Anasayfa / Etkinlikler

Anadolu kapı kültüründen esintiler taşıyan sergi: Eşikten Yükselen Sesler

İstanbul'da düzenlenen 23'üncü Uluslararası Büyükçekmece Kültür ve Sanat Festivali kapsamındaki “Eşikten Yükselen Sesler” sergisinde yer alan kapı tokmakları, anahtarlar, kilitler ve şamdanlar Anadolu kapı kültürüne ışık tutuyor.

 

Eşinin 20 yıl önce hediye ettiği “El” şeklindeki kapı tokmağı ile başladığı kapı kültürü koleksiyonunu genişleten Ebru Turhan'ın 20 yıldan bu yana Anadolu’nun farklı bölgelerinden topladığı kapı tokmakları, anahtarlar, kilitler ve şamdanlar “Eşikten Yükselen Sesler” adıyla 23. Uluslararası İstanbul Büyükçekmece Kültür ve Sanat Festivali'nde sergileniyor..

Koleksiyner Ebru Turhan: Kapı mübarek, eşik mukaddes, misafir emanet

Koleksiyonuna zamanla hayvan, bitki ve geometrik formlara kadar çok çeşitli tokmakların yanı sıra Anadolu'nun her yerinden bulduğu anahtarlar, kilitler, şamdanlar ve kapıları da koleksiyona eklediğini söyleyen Turhan, "Toplamda 300'e yakın kapı tokmağı biriktirdim.
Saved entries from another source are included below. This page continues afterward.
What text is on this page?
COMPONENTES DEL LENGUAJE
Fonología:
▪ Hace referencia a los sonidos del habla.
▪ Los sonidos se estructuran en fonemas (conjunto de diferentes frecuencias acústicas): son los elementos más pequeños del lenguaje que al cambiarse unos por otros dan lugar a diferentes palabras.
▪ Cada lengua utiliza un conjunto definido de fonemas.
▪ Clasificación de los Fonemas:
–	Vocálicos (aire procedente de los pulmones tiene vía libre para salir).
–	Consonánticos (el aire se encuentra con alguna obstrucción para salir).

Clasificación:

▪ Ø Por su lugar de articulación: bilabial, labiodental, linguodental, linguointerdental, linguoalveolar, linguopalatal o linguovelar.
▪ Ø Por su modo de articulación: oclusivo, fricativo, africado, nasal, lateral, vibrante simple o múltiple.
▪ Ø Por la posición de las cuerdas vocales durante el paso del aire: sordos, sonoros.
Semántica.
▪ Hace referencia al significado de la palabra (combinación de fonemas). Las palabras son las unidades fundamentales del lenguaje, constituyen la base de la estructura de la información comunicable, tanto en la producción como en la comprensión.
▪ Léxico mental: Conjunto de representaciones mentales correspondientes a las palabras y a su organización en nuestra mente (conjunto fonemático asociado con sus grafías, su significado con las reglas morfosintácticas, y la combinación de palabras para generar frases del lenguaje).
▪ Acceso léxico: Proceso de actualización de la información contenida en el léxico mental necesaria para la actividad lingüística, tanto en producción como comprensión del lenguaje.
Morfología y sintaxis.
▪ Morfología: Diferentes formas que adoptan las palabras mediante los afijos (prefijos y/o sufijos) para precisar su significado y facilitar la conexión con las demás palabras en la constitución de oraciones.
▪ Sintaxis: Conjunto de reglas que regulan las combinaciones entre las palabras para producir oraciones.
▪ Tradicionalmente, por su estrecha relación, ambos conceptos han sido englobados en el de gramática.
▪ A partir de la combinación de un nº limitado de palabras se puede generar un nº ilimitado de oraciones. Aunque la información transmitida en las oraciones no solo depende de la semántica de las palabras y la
Diğer kilitler ve anahtarlarla birlikte özel koleksiyonum 800 civarında parçadan oluşuyor." dedi. 

Büyükçekmece'de 180 adet parçanın sergilendiğini ifade eden Turhan, demire tutkusunun kalıpçı babasından kendisine geçtiğini belirtti. Serginin adının “Eşikten Yükselen Sesler” olmasının derin bir anlamı olduğunu kaydeden Turhan, "Kapı mübarek, eşik mukaddes, misafir emanet. Bu söze inanarak bu yolculuğa çıktık. Sergimizin kapsamlı olmasının yanında biz biraz da eşiğe gönderme yaptık. Eşik bizim için durup beklediğimiz, karar verdiğimiz ve vedalaştığımız anlar. Bu topraklarda doğan eserlerin, mutlaka bu topraklarda sergilenmesi taraftarıyım. Bunun bir vatandaşlık görevi olduğuna inanıyorum." dedi. 

Kuratör Seher Danışoğlu: Kültürel miras taşıyıcılığı yapıyoruz.

Serginin kuratörlüğünü yapan Seher Danışoğlu da başlangıçta kapı kolları, tokmaklar ve nesneleri görerek başladığını belirterek, "Nesneleri gördüğümde hepsi bana eşik kavramını hatırlattı. Hayatımız da hep eşiklerden oluşuyor. O eşiği aşmak ve o kapıyı geçmekle ilgiliydi. Daha sonraki tasarımlarımda da nesneler hep ay ile baş başa kalıyor. Ondan yola çıkarak hilal formlarını kullandım. Sonraki süreçte de ayrılıklar ve helalleşmeler hep o eşikte oluşuyor. Bütün bu tasarımlarda onlardan faydalandım. Şu anda aslında kültürel miras taşıyıcılığı yapıyoruz. Hepsinin yapıldığı dönemle ilgili çok güzel yaşanmışlıkları var ve işçilikleri çok güzel. Her biri el işçiliği ile tek tek yapılmış. Kalıp çalışmaları bile muhteşem. Onların en azından bir kısmını gelecek nesillere aktarmayı istiyoruz." dedi.